My toddler loves puzzles and is a whiz at them. If we competed, he would win. He has an eye for how the picture goes together even without seeing what the image is meant to look like, first. With the speed and confidence of some divine being, he gleefully dispatches each piece into a beautiful image. Sometimes, though, he gets stuck, and wails to me, “Mommy, this piece doesn’t go!” Of course it does, though – lucky for him, I think to myself.
My maternal grandmother lost her husband when she was 30 years old, which is the same age I was when my husband passed away. Last night while I laid awake, as I have so many, many nights these last seven years, I fantasized that I could hold her hand and ask if she spent her whole life after that feeling a little bit broken, like a tree when the roots die on one side and all the corresponding branches die and fall away, or if she found instead that she grew like a mighty oak, twisted thick and strong all around her grief. In a way I feel that both are true in my case. The choice is grow-back-or-die, in the brutal wilderness of our world, but growing back may not look like what it did before. I feel changed through and through; as different looking today as the moth who once was a caterpillar.
Yes, moth – I’m not sure I feel as glorious as a butterfly. I’m so much more understated, modest, serious than before. Where before my thoughts were steeped in glamor, music, fun and the fast life of a 20-something, my thoughts now are about nurturing others, healing injustice, on finding the places I can help make a difference. It feels much more like hearkening to the toll of bells I never wanted to hear before, and yet now I wonder how the two selves can be friends, and I miss being able to ask my grandmother for guidance.

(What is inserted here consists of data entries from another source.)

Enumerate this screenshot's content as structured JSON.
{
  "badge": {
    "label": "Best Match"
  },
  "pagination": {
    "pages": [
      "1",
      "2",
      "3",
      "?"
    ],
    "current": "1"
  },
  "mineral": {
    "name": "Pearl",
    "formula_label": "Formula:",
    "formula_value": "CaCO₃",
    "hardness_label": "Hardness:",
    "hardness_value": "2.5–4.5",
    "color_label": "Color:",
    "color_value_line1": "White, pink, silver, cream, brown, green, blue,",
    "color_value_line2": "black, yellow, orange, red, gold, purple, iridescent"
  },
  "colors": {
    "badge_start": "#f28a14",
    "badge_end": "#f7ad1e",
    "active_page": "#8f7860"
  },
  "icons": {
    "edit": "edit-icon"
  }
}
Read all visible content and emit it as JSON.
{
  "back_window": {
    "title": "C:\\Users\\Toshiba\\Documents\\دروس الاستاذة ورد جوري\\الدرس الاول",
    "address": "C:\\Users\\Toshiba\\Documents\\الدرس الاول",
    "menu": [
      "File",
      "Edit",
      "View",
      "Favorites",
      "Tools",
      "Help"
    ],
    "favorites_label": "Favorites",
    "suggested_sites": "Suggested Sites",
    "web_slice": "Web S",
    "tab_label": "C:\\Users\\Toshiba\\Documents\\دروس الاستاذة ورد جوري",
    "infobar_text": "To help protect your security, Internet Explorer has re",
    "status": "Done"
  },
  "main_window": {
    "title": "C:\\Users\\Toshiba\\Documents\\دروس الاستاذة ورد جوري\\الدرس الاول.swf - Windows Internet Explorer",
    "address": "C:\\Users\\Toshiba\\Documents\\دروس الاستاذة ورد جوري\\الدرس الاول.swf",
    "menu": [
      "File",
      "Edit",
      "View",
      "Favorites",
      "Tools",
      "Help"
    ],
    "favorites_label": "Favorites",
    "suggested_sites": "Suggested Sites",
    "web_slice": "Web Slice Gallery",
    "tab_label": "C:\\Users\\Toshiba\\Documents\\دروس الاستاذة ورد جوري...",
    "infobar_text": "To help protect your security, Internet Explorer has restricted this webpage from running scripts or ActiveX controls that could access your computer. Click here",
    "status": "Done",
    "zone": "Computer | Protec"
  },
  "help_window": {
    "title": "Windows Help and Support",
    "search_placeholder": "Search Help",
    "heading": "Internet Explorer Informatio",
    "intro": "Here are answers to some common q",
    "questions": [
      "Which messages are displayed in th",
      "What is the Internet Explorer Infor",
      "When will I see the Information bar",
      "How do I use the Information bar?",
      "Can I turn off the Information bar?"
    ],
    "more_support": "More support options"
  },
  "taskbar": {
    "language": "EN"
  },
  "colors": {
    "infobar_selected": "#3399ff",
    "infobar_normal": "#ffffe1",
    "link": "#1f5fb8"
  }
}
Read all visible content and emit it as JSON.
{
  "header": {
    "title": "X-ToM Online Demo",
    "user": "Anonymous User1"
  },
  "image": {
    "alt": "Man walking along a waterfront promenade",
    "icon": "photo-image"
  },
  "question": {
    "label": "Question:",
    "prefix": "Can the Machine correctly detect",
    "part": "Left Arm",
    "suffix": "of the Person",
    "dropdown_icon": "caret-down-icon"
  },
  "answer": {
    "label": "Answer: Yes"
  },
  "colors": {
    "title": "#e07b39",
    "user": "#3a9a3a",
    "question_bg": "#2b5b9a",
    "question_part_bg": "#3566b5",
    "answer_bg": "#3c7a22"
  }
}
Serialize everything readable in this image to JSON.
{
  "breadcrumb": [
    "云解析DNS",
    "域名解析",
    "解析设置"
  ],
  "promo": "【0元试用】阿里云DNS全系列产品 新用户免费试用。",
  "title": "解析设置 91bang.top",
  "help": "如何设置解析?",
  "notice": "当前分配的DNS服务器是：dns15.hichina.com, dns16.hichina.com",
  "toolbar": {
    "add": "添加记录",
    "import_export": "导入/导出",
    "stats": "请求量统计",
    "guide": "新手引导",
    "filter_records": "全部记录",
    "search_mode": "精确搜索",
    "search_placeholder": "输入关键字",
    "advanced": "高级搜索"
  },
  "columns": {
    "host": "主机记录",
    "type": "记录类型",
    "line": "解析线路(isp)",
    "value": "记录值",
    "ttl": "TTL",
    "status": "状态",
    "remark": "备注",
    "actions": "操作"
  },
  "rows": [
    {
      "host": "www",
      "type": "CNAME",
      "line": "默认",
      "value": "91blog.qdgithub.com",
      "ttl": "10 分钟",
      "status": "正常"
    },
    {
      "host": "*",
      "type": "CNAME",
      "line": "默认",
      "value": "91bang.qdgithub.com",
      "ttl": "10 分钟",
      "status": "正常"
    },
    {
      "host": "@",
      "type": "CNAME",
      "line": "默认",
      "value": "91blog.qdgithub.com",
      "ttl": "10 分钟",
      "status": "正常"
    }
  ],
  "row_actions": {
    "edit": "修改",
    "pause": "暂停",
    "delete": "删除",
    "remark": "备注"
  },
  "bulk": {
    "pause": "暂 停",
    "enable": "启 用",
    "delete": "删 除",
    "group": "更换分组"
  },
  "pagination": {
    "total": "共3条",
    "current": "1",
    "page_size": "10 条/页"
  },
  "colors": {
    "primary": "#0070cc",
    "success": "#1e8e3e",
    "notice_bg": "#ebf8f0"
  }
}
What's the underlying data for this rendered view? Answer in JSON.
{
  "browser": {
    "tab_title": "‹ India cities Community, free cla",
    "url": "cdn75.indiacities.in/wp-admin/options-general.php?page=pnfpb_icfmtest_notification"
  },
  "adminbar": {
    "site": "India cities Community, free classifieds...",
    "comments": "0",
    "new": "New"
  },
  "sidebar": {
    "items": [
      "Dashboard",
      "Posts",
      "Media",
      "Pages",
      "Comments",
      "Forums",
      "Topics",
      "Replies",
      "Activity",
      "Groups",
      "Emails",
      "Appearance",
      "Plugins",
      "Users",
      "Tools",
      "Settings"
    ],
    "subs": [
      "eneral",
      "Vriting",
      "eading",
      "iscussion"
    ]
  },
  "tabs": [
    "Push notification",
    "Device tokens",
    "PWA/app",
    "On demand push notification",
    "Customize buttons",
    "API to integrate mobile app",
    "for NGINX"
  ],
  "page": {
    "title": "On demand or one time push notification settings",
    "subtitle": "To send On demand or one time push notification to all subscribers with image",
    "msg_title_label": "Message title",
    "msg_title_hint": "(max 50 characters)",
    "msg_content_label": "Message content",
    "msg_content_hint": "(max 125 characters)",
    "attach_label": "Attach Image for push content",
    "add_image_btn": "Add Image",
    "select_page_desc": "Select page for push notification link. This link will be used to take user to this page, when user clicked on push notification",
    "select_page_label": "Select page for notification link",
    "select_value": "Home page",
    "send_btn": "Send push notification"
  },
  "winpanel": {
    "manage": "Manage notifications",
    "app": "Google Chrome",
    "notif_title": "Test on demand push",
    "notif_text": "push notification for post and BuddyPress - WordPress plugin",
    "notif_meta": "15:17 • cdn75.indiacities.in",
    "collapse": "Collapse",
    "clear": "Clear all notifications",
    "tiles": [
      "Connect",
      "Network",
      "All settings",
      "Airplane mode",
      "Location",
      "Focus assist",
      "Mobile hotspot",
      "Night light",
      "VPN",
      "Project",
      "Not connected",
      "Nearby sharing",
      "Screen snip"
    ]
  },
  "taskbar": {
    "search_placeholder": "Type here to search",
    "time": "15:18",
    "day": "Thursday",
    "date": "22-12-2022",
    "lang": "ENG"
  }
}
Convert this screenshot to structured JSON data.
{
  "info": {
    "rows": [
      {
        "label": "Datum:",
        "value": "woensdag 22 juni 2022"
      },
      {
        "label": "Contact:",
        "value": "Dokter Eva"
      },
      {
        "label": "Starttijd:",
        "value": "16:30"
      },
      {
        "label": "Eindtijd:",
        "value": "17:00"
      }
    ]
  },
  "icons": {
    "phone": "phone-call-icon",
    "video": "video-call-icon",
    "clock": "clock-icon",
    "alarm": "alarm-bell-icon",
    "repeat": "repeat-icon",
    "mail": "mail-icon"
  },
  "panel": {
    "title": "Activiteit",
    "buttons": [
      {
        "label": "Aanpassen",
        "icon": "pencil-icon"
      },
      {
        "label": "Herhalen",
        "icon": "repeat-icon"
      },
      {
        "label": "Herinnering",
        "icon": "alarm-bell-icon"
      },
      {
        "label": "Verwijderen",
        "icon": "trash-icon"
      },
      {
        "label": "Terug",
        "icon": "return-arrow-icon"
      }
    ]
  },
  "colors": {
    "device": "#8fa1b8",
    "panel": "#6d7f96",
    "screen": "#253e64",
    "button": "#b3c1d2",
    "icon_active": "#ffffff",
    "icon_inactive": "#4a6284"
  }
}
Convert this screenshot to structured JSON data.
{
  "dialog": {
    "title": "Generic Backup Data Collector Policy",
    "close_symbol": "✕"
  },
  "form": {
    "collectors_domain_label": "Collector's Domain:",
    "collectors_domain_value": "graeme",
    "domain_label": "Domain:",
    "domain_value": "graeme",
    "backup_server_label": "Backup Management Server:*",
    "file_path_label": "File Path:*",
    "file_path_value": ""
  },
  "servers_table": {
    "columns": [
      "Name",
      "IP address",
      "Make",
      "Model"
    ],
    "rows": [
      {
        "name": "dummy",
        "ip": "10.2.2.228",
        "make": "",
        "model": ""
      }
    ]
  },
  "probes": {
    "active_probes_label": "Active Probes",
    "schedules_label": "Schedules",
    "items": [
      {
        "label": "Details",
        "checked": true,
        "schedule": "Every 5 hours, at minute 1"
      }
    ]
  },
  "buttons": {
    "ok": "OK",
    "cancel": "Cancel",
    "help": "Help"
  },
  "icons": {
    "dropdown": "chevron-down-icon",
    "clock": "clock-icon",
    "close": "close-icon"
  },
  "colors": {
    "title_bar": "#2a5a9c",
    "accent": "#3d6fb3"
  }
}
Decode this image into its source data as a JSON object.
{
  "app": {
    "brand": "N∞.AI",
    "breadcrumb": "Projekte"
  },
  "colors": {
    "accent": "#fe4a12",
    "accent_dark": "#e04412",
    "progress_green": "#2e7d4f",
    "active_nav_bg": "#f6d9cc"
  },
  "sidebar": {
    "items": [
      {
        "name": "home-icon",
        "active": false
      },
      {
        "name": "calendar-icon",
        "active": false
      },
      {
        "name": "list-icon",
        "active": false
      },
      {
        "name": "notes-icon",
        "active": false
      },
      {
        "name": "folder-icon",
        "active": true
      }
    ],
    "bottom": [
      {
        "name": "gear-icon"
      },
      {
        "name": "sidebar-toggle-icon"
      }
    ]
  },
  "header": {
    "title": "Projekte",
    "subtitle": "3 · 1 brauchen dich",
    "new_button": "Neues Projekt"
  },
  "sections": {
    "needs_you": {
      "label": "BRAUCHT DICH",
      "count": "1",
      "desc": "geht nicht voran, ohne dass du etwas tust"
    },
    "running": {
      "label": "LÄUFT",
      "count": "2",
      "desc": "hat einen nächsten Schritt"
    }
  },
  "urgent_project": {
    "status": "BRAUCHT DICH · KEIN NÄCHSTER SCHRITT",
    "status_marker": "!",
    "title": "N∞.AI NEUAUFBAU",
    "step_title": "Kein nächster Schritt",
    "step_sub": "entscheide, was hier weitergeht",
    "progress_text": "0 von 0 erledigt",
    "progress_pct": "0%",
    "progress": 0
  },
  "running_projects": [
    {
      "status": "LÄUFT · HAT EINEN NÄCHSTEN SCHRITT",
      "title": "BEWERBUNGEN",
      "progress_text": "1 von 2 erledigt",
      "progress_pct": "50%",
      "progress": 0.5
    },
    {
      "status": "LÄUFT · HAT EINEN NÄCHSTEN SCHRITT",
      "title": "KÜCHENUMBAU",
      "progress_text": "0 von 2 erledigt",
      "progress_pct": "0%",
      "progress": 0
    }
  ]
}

With what nostalgia I recall her love for puzzles – like my son’s. I recall the table in the dining room, spread with a thousand tiny pieces flecked with autumn leaves, or the reflection of autumn leaves in water below, and I recall wondering what was enjoyable about a challenge such as that. It took forever to get it all together, and spending quiet and concentrated time like that was repulsive to me.
I still struggle with it. I find that, in picking up the pieces of a shattered life after the loss of a spouse, we find there are pieces that are now noncontiguous with the rest of the picture, especially relating to identity; that favorite movie that reminded us of us, that band we listened to on road trips, whose new albums we anticipated together, and even other, still more personal, pieces. They are present in the forming image now, but surrounded with gaps. They are a different color than their section, like an accidental blotch. Yet, they cannot be absent wholly, because they still exist. They are part of the mosaic that is still being constructed.
I’m not sure I want to look at those parts. They are favorites from the “before” version that was smashed in order to create the “after,” and are reminders of unmet desires and impossible dreams. They are sharp, fragmented. They are pieces that don’t go. I wonder how much of this is a product of grieving, and how much is a normal part of any human evolution. I wonder if I just pound on them with my fist hard enough, can I smooth their conspicuousness and make them fit? I want to cry to someone that my pieces don’t go, and be shown the answers.
This past year I’ve been on an extremely bumpy career path, barreling down an unhewn part of a road less traveled in the first place. I’m also engaged to my partner and expecting a second child. There’s talk of moving to a different house, because this one won’t do any longer. Money is tight, I’m feeling very pregnant and exhausted, and I’ve never been so frustrated and impatient in my whole life. I want to throw my hands up and exclaim that I don’t know who I am, whose life this is or how to do it well. I feel that I am, myself, a piece without a place to fit.
Perhaps when my time here has finished I will realize that those misfit pieces were the vision of someone who could see more clearly than I, like the French pointillist artists who had more rods and cones in their eyes, and saw purples and greens where my eyes only saw white. Perhaps my complaint about misfit pieces is as short-sighted as my son’s, and with time and maturity I can more calmly accept that there’s no need to panic; rather, to have faith that either the pieces do fit, or that they aren’t meant to. There is that question of faith again. Perhaps if we can spend time meditating on the big picture, with a little faith and serenity, we’ll find the way to make it all work. Maybe the final image is different than we were expecting, but that doesn’t mean it will be void of color or blessings or breathtaking beauty. I’ll keep returning my mind to a focus on joy without conditions, on the gifts that are indeed present right now, and those that are in the mail, so to speak – and keep pulsing out my gratitude for the joys to come, with every heartbeat.

With love and brotherhood, I hope this post finds you well.